« Tout était fini (…) Honteusement, il avait la bonne sensation d’avoir tout juste refermé une porte sur une pièce pleine de bruit.«
Décidément, rien ne va plus dans la vie d’Attila Kiss. Séparé d’Alma, qu’il trompait d’une liaison et progéniture parallèles, mis au chômage par la raison corollaire qu’il travaillait pour Bêla, son beau-père, le quinquagénaire Hongrois regagne sa ville natale de Budapest et se fait engager pour un travail nocturne de tri de poussins.

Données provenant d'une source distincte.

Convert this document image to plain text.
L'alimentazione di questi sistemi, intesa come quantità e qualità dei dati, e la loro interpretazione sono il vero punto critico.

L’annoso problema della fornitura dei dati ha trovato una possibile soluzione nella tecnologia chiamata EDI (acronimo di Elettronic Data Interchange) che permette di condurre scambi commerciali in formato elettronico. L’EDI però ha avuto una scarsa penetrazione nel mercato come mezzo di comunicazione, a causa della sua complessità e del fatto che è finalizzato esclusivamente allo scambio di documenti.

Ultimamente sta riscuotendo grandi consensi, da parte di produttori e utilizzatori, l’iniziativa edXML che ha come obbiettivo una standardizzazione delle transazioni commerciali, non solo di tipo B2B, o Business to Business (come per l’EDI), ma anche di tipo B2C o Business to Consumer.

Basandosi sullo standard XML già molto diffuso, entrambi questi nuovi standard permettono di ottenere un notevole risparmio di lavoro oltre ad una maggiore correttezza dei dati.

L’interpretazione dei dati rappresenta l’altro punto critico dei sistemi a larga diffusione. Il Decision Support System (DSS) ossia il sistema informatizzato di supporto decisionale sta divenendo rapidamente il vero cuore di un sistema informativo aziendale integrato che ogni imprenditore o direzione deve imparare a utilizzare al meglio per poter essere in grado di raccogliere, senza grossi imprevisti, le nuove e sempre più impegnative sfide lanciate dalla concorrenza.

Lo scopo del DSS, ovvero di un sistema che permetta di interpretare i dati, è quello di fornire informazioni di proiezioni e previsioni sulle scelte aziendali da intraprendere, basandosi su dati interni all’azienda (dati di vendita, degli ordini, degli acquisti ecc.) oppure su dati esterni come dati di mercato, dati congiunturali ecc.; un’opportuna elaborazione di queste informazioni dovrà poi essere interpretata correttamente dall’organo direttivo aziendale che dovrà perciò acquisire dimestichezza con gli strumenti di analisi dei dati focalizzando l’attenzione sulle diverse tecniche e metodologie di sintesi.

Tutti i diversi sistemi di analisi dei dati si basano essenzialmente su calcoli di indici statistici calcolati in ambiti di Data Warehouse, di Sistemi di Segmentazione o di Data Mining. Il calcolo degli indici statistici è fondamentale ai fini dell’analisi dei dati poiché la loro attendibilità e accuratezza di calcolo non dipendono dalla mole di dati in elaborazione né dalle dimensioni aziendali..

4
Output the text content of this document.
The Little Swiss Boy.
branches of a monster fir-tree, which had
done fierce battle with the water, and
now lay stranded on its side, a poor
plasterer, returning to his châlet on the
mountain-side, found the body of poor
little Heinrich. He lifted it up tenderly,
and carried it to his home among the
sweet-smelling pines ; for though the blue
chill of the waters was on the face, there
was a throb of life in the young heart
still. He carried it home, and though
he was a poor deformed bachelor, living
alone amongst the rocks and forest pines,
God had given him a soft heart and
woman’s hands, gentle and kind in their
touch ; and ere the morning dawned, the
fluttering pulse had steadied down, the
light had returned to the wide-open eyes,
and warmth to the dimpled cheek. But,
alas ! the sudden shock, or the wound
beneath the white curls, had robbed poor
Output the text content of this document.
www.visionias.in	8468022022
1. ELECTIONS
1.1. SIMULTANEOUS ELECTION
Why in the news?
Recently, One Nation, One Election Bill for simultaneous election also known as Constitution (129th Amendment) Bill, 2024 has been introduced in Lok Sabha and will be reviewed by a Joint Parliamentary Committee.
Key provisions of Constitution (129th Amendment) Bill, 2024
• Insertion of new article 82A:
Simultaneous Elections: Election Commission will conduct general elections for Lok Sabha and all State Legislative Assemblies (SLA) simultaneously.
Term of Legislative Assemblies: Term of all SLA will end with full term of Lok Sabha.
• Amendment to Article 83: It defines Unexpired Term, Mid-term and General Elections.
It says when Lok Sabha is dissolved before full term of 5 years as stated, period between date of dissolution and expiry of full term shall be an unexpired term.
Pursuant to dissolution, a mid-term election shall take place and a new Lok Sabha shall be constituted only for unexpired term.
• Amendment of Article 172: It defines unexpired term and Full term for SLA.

Débarque dans sa vie, dans son lit, Theodora Babbenberg, « fille unique d’un des plus grands chanteurs de l’opéra de Vienne. » La relation prend d’emblée le tour d’une mutuelle fascination.
» Je savais exactement quatre choses sur toi, la peinture, les poussins, la solitude et la texture de ta peau, c’était très peu, c’était minuscule, mais l’amour est la forme la plus haute de la curiosité et je suis tombée amoureuse de toi. «
Nourrie d’amour et de boîtes de conserve, leur relation se tisse, incongrue, au fil d’une sublime narration.- Il y a de l’Alice Ferney » (L’élégance des veuves, Grâce et dénuement, ...) dans l’écriture de Julia Kerninon- qui aspire le lecteur, bienheureux, d’un souffle chaleureux, phrasé mélodique, dentelé d’énumérations…

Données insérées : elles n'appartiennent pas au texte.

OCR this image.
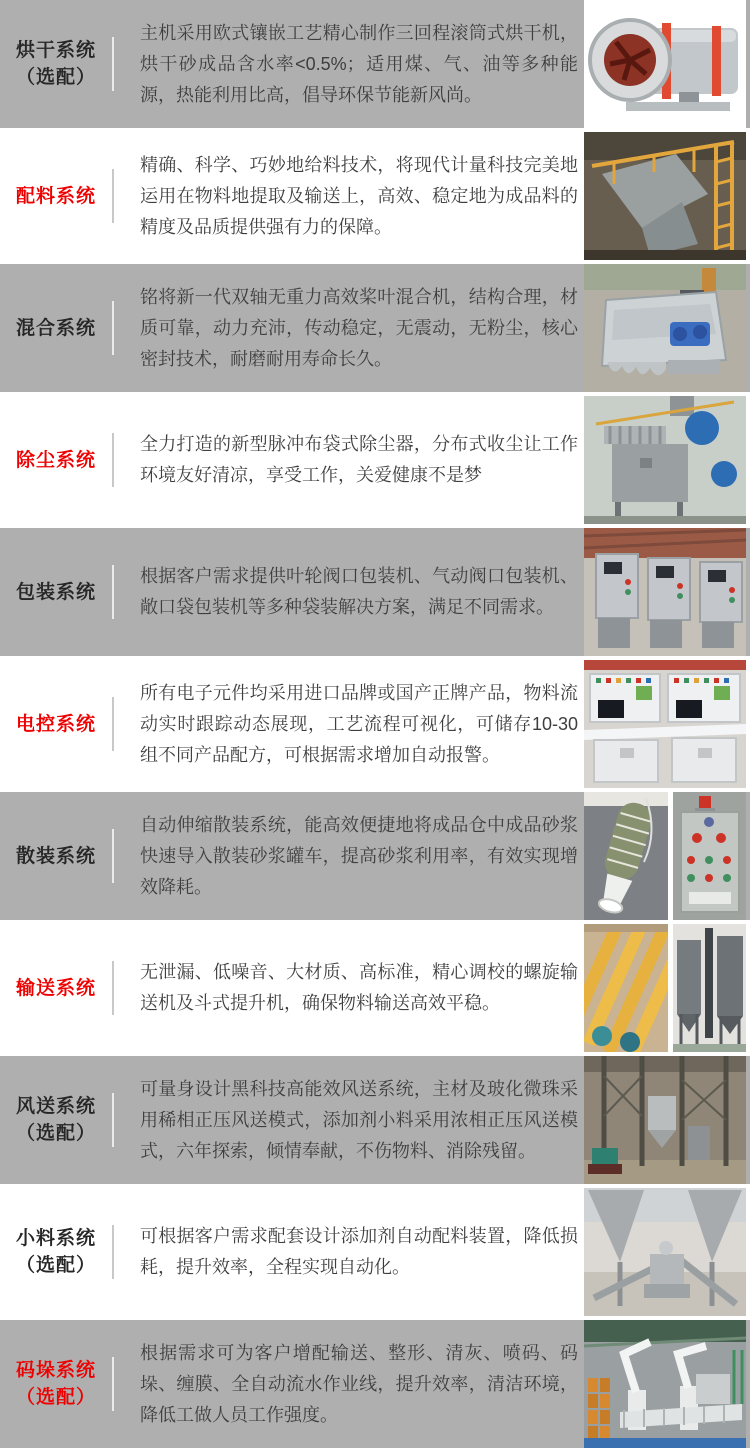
烘干系统
（选配）
主机采用欧式镶嵌工艺精心制作三回程滚筒式烘干机，烘干砂成品含水率<0.5%；适用煤、气、油等多种能源，热能利用比高，倡导环保节能新风尚。
配料系统
精确、科学、巧妙地给料技术，将现代计量科技完美地运用在物料地提取及输送上，高效、稳定地为成品料的精度及品质提供强有力的保障。
混合系统
铭将新一代双轴无重力高效桨叶混合机，结构合理，材质可靠，动力充沛，传动稳定，无震动，无粉尘，核心密封技术，耐磨耐用寿命长久。
除尘系统
全力打造的新型脉冲布袋式除尘器，分布式收尘让工作环境友好清凉，享受工作，关爱健康不是梦
包装系统
根据客户需求提供叶轮阀口包装机、气动阀口包装机、敞口袋包装机等多种袋装解决方案，满足不同需求。
电控系统
所有电子元件均采用进口品牌或国产正牌产品，物料流动实时跟踪动态展现，工艺流程可视化，可储存10-30组不同产品配方，可根据需求增加自动报警。
散装系统
自动伸缩散装系统，能高效便捷地将成品仓中成品砂浆快速导入散装砂浆罐车，提高砂浆利用率，有效实现增效降耗。
输送系统
无泄漏、低噪音、大材质、高标准，精心调校的螺旋输送机及斗式提升机，确保物料输送高效平稳。
风送系统
（选配）
可量身设计黑科技高能效风送系统，主材及玻化微珠采用稀相正压风送模式，添加剂小料采用浓相正压风送模式，六年探索，倾情奉献，不伤物料、消除残留。
小料系统
（选配）
可根据客户需求配套设计添加剂自动配料装置，降低损耗，提升效率，全程实现自动化。
码垛系统
（选配）
根据需求可为客户增配输送、整形、清灰、喷码、码垛、缠膜、全自动流水作业线，提升效率，清洁环境，降低工做人员工作强度。
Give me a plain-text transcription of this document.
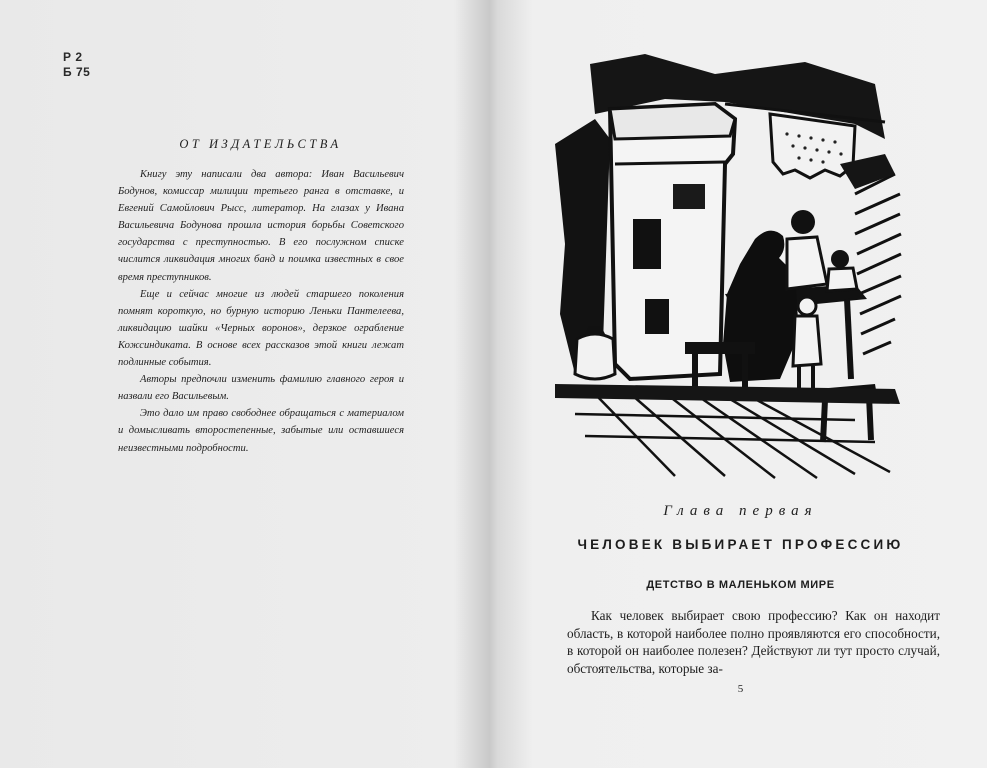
Р 2
Б 75
ОТ ИЗДАТЕЛЬСТВА

Книгу эту написали два автора: Иван Васильевич Бодунов, комиссар милиции третьего ранга в отставке, и Евгений Самойлович Рысс, литератор. На глазах у Ивана Васильевича Бодунова прошла история борьбы Советского государства с преступностью. В его послужном списке числится ликвидация многих банд и поимка известных в свое время преступников.

Еще и сейчас многие из людей старшего поколения помнят короткую, но бурную историю Леньки Пантелеева, ликвидацию шайки «Черных воронов», дерзкое ограбление Кожсиндиката. В основе всех рассказов этой книги лежат подлинные события.

Авторы предпочли изменить фамилию главного героя и назвали его Васильевым.

Это дало им право свободнее обращаться с материалом и домысливать второстепенные, забытые или оставшиеся неизвестными подробности.

Глава первая
ЧЕЛОВЕК ВЫБИРАЕТ ПРОФЕССИЮ
ДЕТСТВО В МАЛЕНЬКОМ МИРЕ

Как человек выбирает свою профессию? Как он находит область, в которой наиболее полно проявляются его способности, в которой он наиболее полезен? Действуют ли тут просто случай, обстоятельства, которые за-

5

Et puis, surgit la répulsion. Surgit la haine atavique du Hongrois pour l »Autrichienne ». Surgit l’Histoire, effroyable rempart à cet amour naissant.
» La vérité, sans doute, était qu’Attila trouvait presque une forme de réconfort dans le fait de pouvoir la considérer comme une coupable. En la maintenant, en étant injuste, il se consolait de la fragilité de sa propre position. »
Et la différence de fortune:
» La richesse de Théo lui offrait à lui le rôle de l’oppressé, il disposait au minimum de la supériorité du blessé sur elle, la puissance paradoxale de la victime, puisqu’il n’en avait aucune autre. «
Subtile analyse des rapports de domination dans le couple, le roman de Julia Kerninon a obtenu le prix 2016 de la Closerie des Lilas. Gageons qu’il n’en restera pas là .
Une lecture fa-bu-leuse
Apolline Elter
Le dernier amour d’Attila Kiss, Julia Kerninon, roman Ed. Du Rouergue, janvier 2016, 126 Po
Billet de ferveur
AE : L’écriture de ce roman vous a été inspirée , je crois, par un séjour en Hongrie, JVous stigmatisez, au sein d’un couple en devenir, la haine atavique que la Hongrie nourrit pour l’Autriche.? Est-elle encore palpable de nos jours?
Julia Kerninon : J’ai effectivement vécu en Hongrie l’année de mes 20 ans, ainsi que six autres mois lorsque j’avais 25 ans. Cependant, je ne parle pas magyar, et d’ailleurs, si j’avais choisi cette destination, c’était précisément pour m’isoler afin d’écrire. Je ne peux donc en aucun cas prétendre savoir exactement quel est le sentiment du peuple hongrois vis-à-vis de l’Autriche. Mais je suis romancière, et non historienne. Pour écrire ce livre, j’ai puisé à mes souvenirs, mes intuitions, j’ai aussi lu beaucoup de livres sur la Hongrie, et j’ai ensuite extrait de cette matière ce qui semblait « romançable », ce qui était déjà, intrinsèquement, poétique. Mon roman est donc une lecture parmi d’autres possibles de ce qui s’est passé et se passe entre l’Autriche et la Hongrie. Pour moi, en réalité, c’est aussi une lecture de ce qui se passe partout dans le monde entre les riches et les pauvres, les vainqueurs et les vaincus – nous autres Occidentaux cherchant à fermer nos frontières et nos portes aux réfugiés qui affluent, comme si nous étions pour rien dans ce qui leur arrive.